# 2. Building Features with Tecton and Snowflake

In this tutorial we'll cover how you can use Tecton and Snowflake to build features for machine learning.  We'll cover:
* How features are written in Tecton
* How to use Notebook Driven Development (NDD) to declare and test out a new feature in local code
* How to register features with Tecton
* How to use Tecton Aggregations to do easy window aggregations

## 0. Setup

✅ Run the cells below.

In [3]:
import logging
import os
import tecton
from dotenv import load_dotenv
import pandas as pd
import snowflake.connector
from datetime import date, datetime, timedelta
from pprint import pprint

In [4]:
load_dotenv()  # take environment variables from .env.
logging.getLogger('snowflake.connector').setLevel(logging.WARNING)
logging.getLogger('snowflake.snowpark').setLevel(logging.WARNING)

connection_parameters = {
    "user": os.environ['SNOWFLAKE_USER'],
    "password": os.environ['SNOWFLAKE_PASSWORD'],
    "account": os.environ['SNOWFLAKE_ACCOUNT'],
    "warehouse": "TRIAL_WAREHOUSE",
    # Database and schema are required to create various temporary objects by tecton
    "database": "TECTON_DEMO_DATA",
    "schema": "FRAUD_DEMO",
}
conn = snowflake.connector.connect(**connection_parameters)
tecton.snowflake_context.set_connection(conn) # Tecton will use this Snowflake connection for all interactive queries

# Quick helper function to query snowflake from a notebook
# Make sure to replace with the appropriate connection details for your own account
def query_snowflake(query):
    df = conn.cursor().execute(query).fetch_pandas_all()
    return df

ws = tecton.get_workspace('prod')
tecton.version.summary()

Version: 0.7.0b29
Git Commit: 4421324c8d9880367529bc978d7fa27b044b6fa7
Build Datetime: 2023-05-16T23:03:03


### ❓ Before we start -- Tecton Workspaces

[Workspaces](https://docs.tecton.ai/overviews/workspaces.html) are like a sandbox environment that can be used for experimenting with a Feature Repo without affecting the production environment. Changes made in one workspace will have no affect on other Workspaces.
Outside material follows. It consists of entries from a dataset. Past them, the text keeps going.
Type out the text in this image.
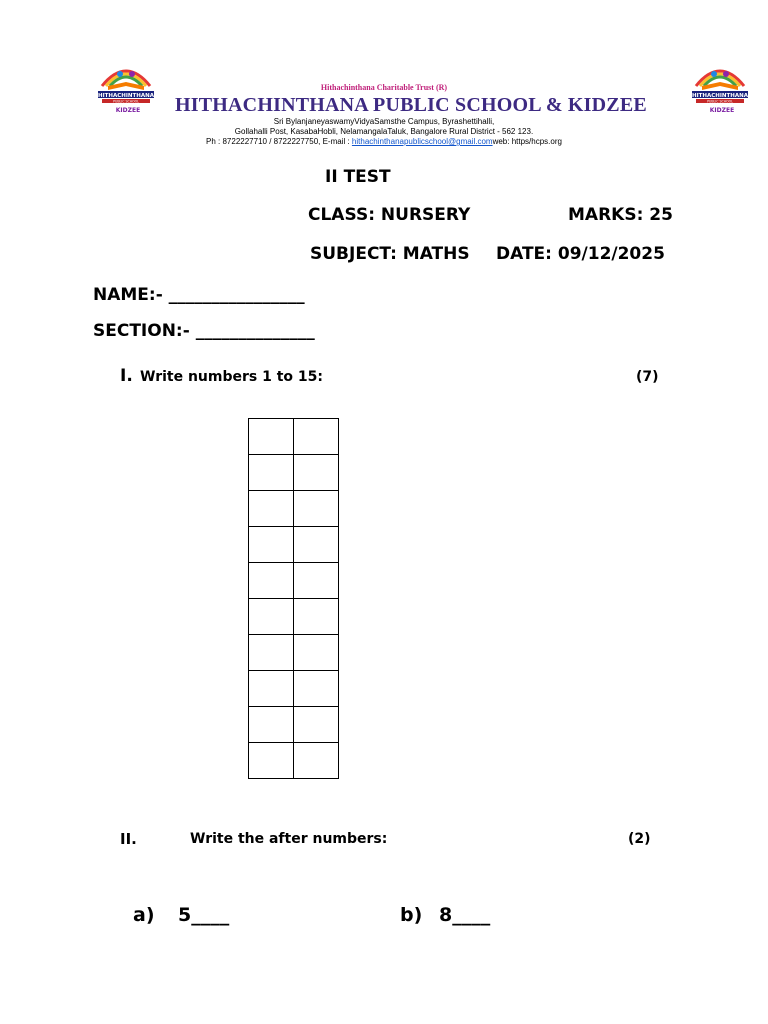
HITHACHINTHANA
PUBLIC SCHOOL
KIDZEE
HITHACHINTHANA
PUBLIC SCHOOL
KIDZEE
Hithachinthana Charitable Trust (R)
HITHACHINTHANA PUBLIC SCHOOL & KIDZEE
Sri BylanjaneyaswamyVidyaSamsthe Campus, Byrashettihalli,
Gollahalli Post, KasabaHobli, NelamangalaTaluk, Bangalore Rural District - 562 123.
Ph : 8722227710 / 8722227750, E-mail : hithachinthanapublicschool@gmail.comweb: https/hcps.org
II TEST
CLASS: NURSERY	MARKS: 25
SUBJECT: MATHS DATE: 09/12/2025
NAME:- ________________
SECTION:- ______________
I. Write numbers 1 to 15:	(7)

II.	Write the after numbers:	(2)
a) 5____	b) 8____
By default, new "development" workspaces do not have access to materialization and storage resources. Instead, transformations can be run ad-hoc in your Snowflake Warehouse. This means that the Tecton SDK builds a query that reads directly from your raw data tables, and executes it in your Snowflake Warehouse.

This ad-hoc computation functionality can be used in any workspace and allows you to easily test features without needing to backfill and materialize data to the Feature Store.

New workspaces with full materialization and storage resources can be created with the addition of the _--live_ flag during create time in the below CLI command. This can be useful for creating staging environments for testing features online before pushing changes to prod, or for creating isolation between different teams.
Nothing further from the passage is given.